Between the ages of 11 to 15, we were trying to correct the eyeball [with spectacles] but it didn’t help. The optometrist referred me to an ophthalmologist, and that’s when it was discovered that I had glaucoma. I was diagnosed when I was 15 years old.

Glaucoma isn’t your normal eyesight problem that spectacles can fix, as it’s not the eyeball that’s affected but the actual nerve. No one in my family has glaucoma – I was just a rare case. My treatment included eye drops to relieve the pressure, but I knew that someday I’d go completely blind. 

It messes with your head being told at that age that you might go blind. Luckily for me, my parents and my doctors were very open with me about my diagnosis, which allowed me to focus on school and my career. I knew my fate but I chose to focus on those things instead.

I enrolled at Vaal University in 2009 to study mechanical engineering but I quit after three months as my health was suffering. Light sensitivity and the constant pain in my eyeballs were indescribable. I was in and out of the hospital for check-ups and those came with bills I needed to pay. 

So I chose instead to work at various places that offered work experience in drafting and mechanical engineering. I switched jobs many times, but by 2012 when I was 25, I began slowing down and spending more time at home as it was becoming more difficult for me to see. 

My condition worsened, and I had to give up driving and working with machines. After having lived in Johannesburg since I was five, my family and I moved back to Cape Town where I was born.

In that same year I sold my XBox and bought my first camera. I was into motorsports, so I started spending time at a racetrack near my family home and taking pictures. I’ve always enjoyed the creative field and photography was a creative outlet for me. 

By 2014 my vision had dropped to below 50% and as the years went by my vision became weaker and the pain in my eyeballs worsened. In 2018 I had to undergo three operations to reduce the pressure on my eyes. 

Once I was no longer able to see when I was outdoors, I focused on portraits and product photography. I mostly shoot for my sister Fadwa (26), who’s a qualified makeup artist. 

I shoot for about four hours a day and I also spend my days coming up with concepts in my mind. I have severe tunnel vision, which means I see things as you would if you were looking through a keyhole. To just look at a product that’s a meter away puts a tremendous strain on my eyes.

I don’t know quite how to describe how I see the objects I shoot. If I see a light pattern with highlights and shadows I find intriguing, then I will shoot it. I don’t see the object clearly. Once I put it on a bigger screen, I can see what it is. It’s enjoyable as photography allows me to appreciate eyesight on a much bigger level. 

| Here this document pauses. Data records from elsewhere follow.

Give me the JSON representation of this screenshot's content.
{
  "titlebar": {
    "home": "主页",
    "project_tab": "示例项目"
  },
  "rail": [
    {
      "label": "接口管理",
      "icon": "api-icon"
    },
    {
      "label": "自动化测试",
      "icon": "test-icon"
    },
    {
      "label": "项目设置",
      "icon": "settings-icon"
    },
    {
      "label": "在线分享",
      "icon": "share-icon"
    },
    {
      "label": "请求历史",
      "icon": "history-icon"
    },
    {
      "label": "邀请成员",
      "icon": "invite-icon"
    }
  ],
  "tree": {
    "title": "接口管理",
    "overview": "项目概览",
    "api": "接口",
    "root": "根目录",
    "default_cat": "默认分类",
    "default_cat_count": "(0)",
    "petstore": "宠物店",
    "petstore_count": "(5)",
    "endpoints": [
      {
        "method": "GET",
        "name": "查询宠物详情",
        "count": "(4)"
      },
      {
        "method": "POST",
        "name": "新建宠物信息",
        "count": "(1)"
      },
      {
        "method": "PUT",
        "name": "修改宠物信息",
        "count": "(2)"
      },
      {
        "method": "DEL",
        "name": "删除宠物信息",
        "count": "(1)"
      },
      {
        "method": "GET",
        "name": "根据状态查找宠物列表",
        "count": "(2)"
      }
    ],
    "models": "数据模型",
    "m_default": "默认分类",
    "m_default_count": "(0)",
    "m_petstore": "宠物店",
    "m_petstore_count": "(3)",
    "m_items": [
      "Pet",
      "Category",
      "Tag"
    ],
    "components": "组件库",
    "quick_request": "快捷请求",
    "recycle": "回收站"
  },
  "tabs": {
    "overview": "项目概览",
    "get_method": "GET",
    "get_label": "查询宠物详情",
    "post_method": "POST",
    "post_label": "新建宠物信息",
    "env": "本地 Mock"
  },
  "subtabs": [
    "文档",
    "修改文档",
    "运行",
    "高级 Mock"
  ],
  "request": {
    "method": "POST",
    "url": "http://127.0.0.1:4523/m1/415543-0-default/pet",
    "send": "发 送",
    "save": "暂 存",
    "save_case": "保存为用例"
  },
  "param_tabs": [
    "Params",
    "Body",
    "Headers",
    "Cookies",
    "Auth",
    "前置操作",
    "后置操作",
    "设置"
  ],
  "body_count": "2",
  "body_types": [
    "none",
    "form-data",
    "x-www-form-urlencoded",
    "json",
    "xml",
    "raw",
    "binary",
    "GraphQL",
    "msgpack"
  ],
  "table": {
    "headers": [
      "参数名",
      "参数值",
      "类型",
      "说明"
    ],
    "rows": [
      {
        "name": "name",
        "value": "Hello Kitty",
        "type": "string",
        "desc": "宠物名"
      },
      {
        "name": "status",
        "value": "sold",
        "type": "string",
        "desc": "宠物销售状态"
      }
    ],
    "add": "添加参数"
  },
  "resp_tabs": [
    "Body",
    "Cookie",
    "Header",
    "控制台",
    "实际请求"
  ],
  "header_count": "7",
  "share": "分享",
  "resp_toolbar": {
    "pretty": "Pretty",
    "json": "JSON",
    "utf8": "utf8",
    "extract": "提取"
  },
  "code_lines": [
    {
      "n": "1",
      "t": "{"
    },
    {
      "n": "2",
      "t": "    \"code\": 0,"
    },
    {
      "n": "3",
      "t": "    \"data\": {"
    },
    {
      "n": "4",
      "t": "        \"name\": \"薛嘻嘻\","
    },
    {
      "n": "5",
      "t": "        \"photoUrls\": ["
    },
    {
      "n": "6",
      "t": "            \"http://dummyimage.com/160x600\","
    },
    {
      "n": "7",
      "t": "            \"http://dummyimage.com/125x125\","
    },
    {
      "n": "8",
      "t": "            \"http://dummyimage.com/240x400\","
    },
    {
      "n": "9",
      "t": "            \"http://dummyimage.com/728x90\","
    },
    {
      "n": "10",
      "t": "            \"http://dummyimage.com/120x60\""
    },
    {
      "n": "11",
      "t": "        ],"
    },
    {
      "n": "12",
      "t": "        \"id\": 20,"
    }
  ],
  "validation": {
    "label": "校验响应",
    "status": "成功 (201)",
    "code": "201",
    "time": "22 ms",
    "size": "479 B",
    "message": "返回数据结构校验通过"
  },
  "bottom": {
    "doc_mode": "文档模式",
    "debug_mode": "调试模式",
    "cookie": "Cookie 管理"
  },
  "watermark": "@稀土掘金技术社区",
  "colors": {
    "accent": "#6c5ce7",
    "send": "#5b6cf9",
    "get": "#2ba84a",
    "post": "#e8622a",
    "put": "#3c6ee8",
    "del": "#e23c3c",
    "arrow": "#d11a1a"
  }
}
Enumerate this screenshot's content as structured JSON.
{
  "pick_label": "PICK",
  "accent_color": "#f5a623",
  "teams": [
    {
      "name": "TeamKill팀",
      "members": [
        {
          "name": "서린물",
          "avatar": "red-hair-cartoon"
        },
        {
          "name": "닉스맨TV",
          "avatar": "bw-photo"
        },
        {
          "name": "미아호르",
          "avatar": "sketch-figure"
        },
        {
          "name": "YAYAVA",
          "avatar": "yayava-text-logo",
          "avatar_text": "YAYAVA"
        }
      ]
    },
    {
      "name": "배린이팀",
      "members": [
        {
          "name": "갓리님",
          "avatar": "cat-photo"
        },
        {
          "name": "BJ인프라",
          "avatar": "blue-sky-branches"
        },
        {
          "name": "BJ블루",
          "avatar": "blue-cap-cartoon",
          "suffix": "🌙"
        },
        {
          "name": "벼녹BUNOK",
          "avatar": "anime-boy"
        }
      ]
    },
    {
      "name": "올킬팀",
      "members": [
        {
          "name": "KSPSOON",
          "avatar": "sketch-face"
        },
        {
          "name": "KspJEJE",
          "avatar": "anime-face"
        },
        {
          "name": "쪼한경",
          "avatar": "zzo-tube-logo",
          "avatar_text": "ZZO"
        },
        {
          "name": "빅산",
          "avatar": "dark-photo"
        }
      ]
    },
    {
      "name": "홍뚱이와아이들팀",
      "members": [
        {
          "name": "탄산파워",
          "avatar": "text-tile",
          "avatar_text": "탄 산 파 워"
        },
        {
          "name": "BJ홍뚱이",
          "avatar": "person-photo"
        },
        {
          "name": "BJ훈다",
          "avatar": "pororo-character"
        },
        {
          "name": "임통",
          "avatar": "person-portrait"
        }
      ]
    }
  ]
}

There’s a stigma against visually impaired people being hired for photography gigs. Whenever I send out my portfolio, I’m either told they will get back to me or I get no response, but I want to make a living from this. 

I live at home with my parents and siblings and I rely on them to drive me everywhere. They’ve been very supportive, but I also want to be independent.

We’re overloaded with visual stimuli. When you can no longer enjoy it, that’s when you start to slow down. You appreciate the sound of leaves blowing in the wind, or birds chirping at 5am. I take the time to appreciate everything.”